Bailey’s most important book may be “Jesus Through Middle Eastern Eyes: Cultural Studies in the Gospels,” published in 2008. This is not a thorough commentary on the Gospels; rather, Bailey gives prominence to those aspects of the Gospel story that have been misunderstood or overlooked because of Western ignorance of Middle Eastern culture. He begins by completely debunking the traditional Christmas story. By his reckoning, Joseph and Mary did not arrive late at night in Bethlehem, Jesus was not born in a stable or a cave and there was no heartless innkeeper denying a pregnant woman a room in his establishment. Instead, Joseph and Mary were comfortably situated in a typical Palestinian village home in a room usually reserved for animals.

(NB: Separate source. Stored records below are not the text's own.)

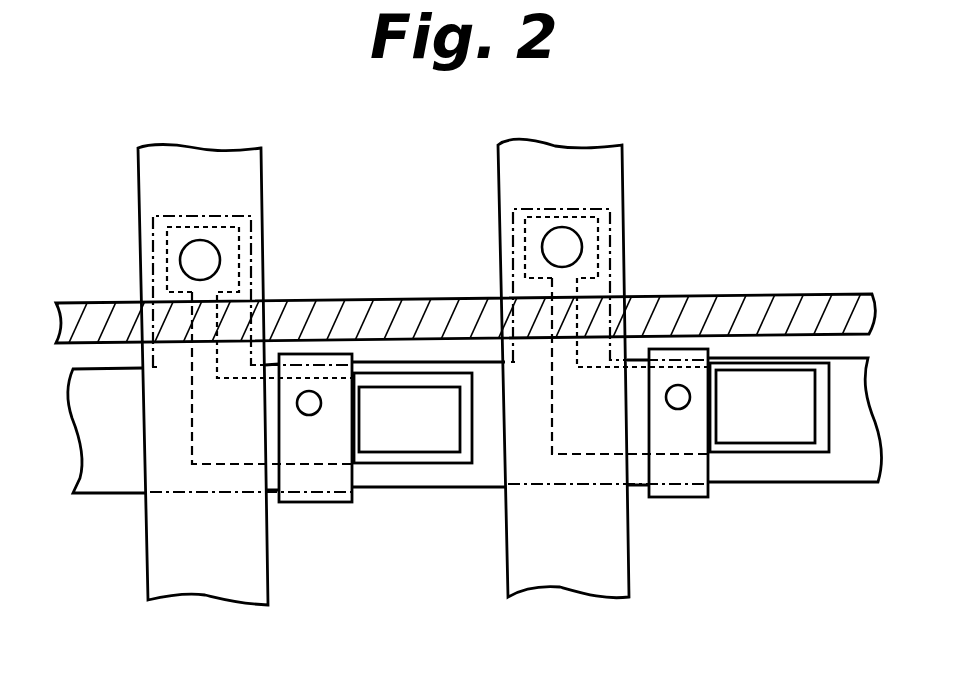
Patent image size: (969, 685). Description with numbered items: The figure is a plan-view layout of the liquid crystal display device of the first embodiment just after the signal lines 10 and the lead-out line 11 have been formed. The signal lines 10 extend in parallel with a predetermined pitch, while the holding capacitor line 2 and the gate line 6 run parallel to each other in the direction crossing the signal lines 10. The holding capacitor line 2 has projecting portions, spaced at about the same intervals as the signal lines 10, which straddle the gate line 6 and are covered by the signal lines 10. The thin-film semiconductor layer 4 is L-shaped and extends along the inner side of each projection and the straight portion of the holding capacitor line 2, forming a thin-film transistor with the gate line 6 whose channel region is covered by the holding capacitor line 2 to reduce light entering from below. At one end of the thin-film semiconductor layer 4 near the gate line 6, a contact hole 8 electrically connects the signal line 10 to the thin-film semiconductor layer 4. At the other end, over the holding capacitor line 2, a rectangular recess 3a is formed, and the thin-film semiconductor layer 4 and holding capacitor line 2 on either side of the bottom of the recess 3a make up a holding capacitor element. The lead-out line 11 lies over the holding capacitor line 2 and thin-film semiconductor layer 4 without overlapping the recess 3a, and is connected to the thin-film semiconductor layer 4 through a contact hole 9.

The holding capacitor line 2 is at (110, 473).
The recess 3a is at (385, 442).
The thin-film semiconductor layer 4 is at (453, 455).
The gate line 6 is at (79, 317).
The contact hole 8 is at (184, 259).
The contact hole 9 is at (310, 397).
The signal line 10 is at (208, 578).
The lead-out line 11 is at (305, 498).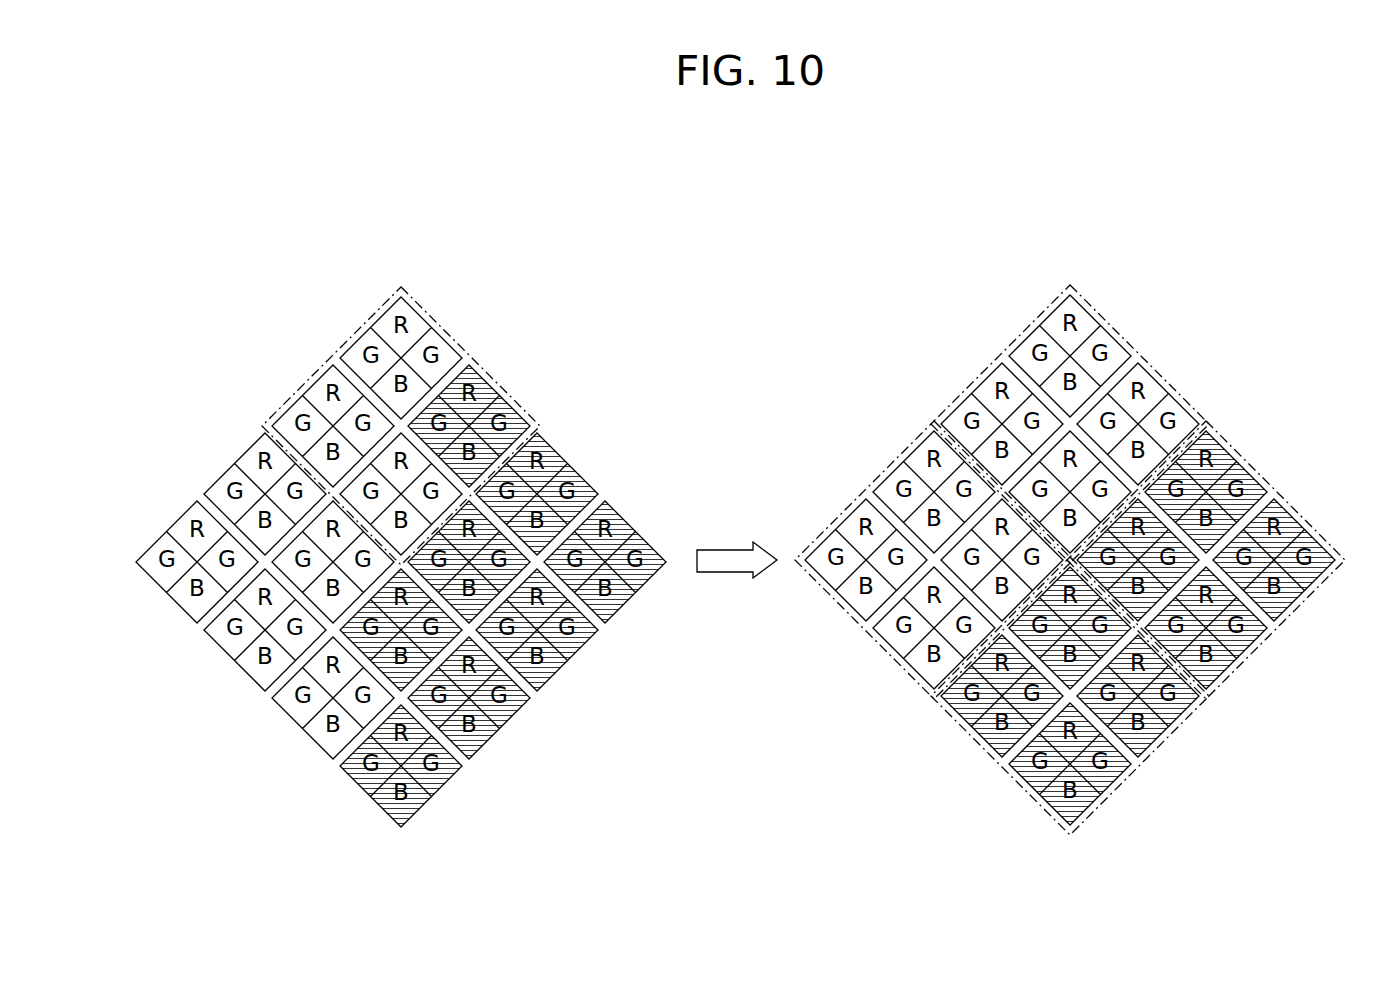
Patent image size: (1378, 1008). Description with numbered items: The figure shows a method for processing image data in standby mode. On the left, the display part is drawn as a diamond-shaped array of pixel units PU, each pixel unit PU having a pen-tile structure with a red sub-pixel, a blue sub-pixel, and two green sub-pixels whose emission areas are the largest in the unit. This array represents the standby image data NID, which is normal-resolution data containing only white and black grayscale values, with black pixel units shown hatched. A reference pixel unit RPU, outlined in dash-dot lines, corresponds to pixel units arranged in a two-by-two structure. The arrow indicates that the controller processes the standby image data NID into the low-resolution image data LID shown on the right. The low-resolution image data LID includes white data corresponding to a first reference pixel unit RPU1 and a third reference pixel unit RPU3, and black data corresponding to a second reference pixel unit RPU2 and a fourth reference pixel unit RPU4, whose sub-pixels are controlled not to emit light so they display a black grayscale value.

The standby image data NID is at (401, 518).
The low-resolution image data LID is at (1068, 522).
The pixel unit PU is at (242, 450).
The reference pixel unit RPU is at (330, 358).
The first reference pixel unit RPU1 is at (998, 355).
The second reference pixel unit RPU2 is at (1268, 485).
The third reference pixel unit RPU3 is at (862, 490).
The fourth reference pixel unit RPU4 is at (990, 755).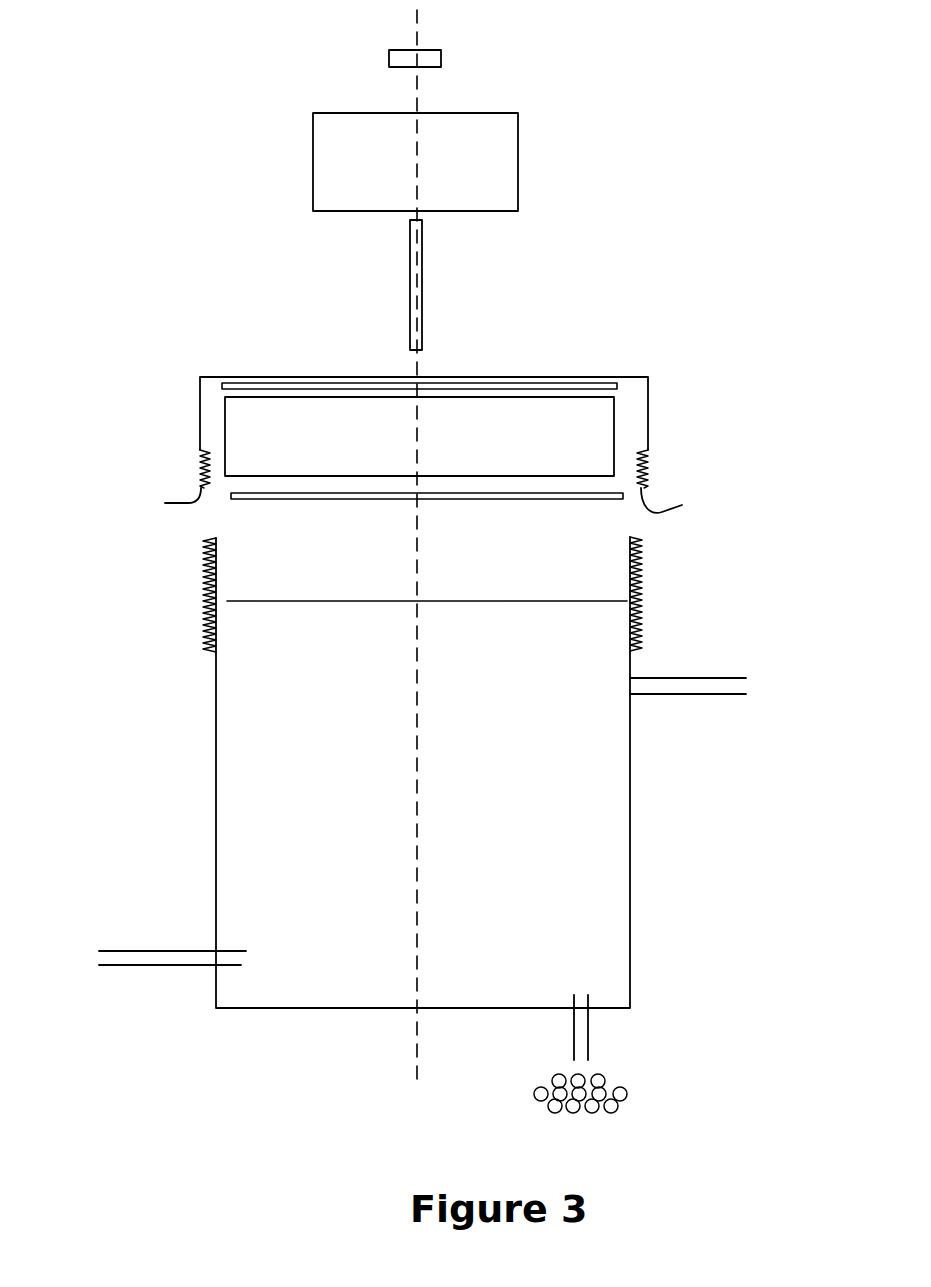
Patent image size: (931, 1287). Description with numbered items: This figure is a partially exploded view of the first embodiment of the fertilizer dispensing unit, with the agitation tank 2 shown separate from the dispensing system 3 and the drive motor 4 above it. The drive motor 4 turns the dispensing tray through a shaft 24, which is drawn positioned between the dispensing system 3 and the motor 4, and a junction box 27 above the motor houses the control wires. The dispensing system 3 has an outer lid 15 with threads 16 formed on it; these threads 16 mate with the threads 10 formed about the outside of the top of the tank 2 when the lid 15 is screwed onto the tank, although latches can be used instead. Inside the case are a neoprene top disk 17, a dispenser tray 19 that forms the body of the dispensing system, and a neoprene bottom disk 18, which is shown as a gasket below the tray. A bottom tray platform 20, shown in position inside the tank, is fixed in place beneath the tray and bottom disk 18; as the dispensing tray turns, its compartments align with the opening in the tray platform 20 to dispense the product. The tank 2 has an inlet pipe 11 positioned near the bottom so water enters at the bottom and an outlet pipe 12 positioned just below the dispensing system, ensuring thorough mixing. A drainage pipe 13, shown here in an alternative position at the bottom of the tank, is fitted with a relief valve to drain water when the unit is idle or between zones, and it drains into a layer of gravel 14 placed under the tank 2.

The agitation tank 2 is at (228, 736).
The dispensing system 3 is at (655, 375).
The drive motor 4 is at (522, 170).
The threads 10 is at (208, 607).
The inlet pipe 11 is at (177, 969).
The outlet pipe 12 is at (699, 687).
The drainage pipe 13 is at (594, 1013).
The layer of gravel 14 is at (624, 1098).
The outer lid 15 is at (258, 376).
The threads 16 is at (424, 501).
The neoprene top disk 17 is at (278, 383).
The neoprene bottom disk 18 is at (503, 503).
The dispenser tray 19 is at (548, 430).
The bottom tray platform 20 is at (456, 609).
The shaft 24 is at (403, 302).
The junction box 27 is at (382, 53).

“Jesus Through Middle Eastern Eyes” contains many other surprises. What may be most dazzling to scholars is Bailey’s observation that many of the parables that Jesus told have a literary structure called “ring composition” or “chiasm” and contain several different examples of Hebrew parallelisms and other patterns that scholars have generally overlooked. Bailey believes that these are probably attributable to Jesus himself as the structures are often interrupted by the Gospel writers to provide explanatory comments for a non-Jewish audience. In addition to highlighting the parables of the Gospels, Bailey also presents the Beatitudes, the Lord’s Prayer, various events in Jesus’ life and Jesus’ interaction with women – all the while providing key cultural insights that bring fresh meaning to well-warn biblical texts.
Bailey’s last book was “The Good Shepherd: A Thousand-Year Journey from Psalm 23 to the New Testament,” published in 2014. In it, Bailey’s understanding of shepherding in the Holy Land as well as the development of the theme of the Good Shepherd from the time of David, through the prophets, to Jesus and the Apostle Peter is on full display. We see here the incarnation, the feminine side of God’s nature, the relationship between divine sovereignty and human responsibility, and once again the use of chiasm and parallelism.
One of the most striking commentaries in the book was on Jesus, as the Good Shepherd, who sought the one lost sheep even though it meant endangering the other 99, Bailey explains, by leaving them unprotected in the field. How else, he asks, could the individual sheep feel secure unless they knew that the shepherd would not leave them to die alone should they become lost? Bailey contrasts the Good Shepherd’s risky behavior for the sake of one sheep with that of 20th century dictators who, hardened by utilitarian ideologies, were willing to sacrifice millions to promote their versions of “the greater good.” Seen in this light, who would not be awed and humbled by the Shepherd’s extravagant individualism?
Bailey’s insights enrich and deepen our understanding of the New Testament while confirming essential, time-honored evangelical truths. Like the sheep in the 23rd Psalm, readers of Bailey will lie down in green pastures, encounter still waters and find their souls restored.
Michael Parker is Presbyterian World Mission’s interim coordinator for Europe and the Middle East. He lives in Louisville, Kentucky.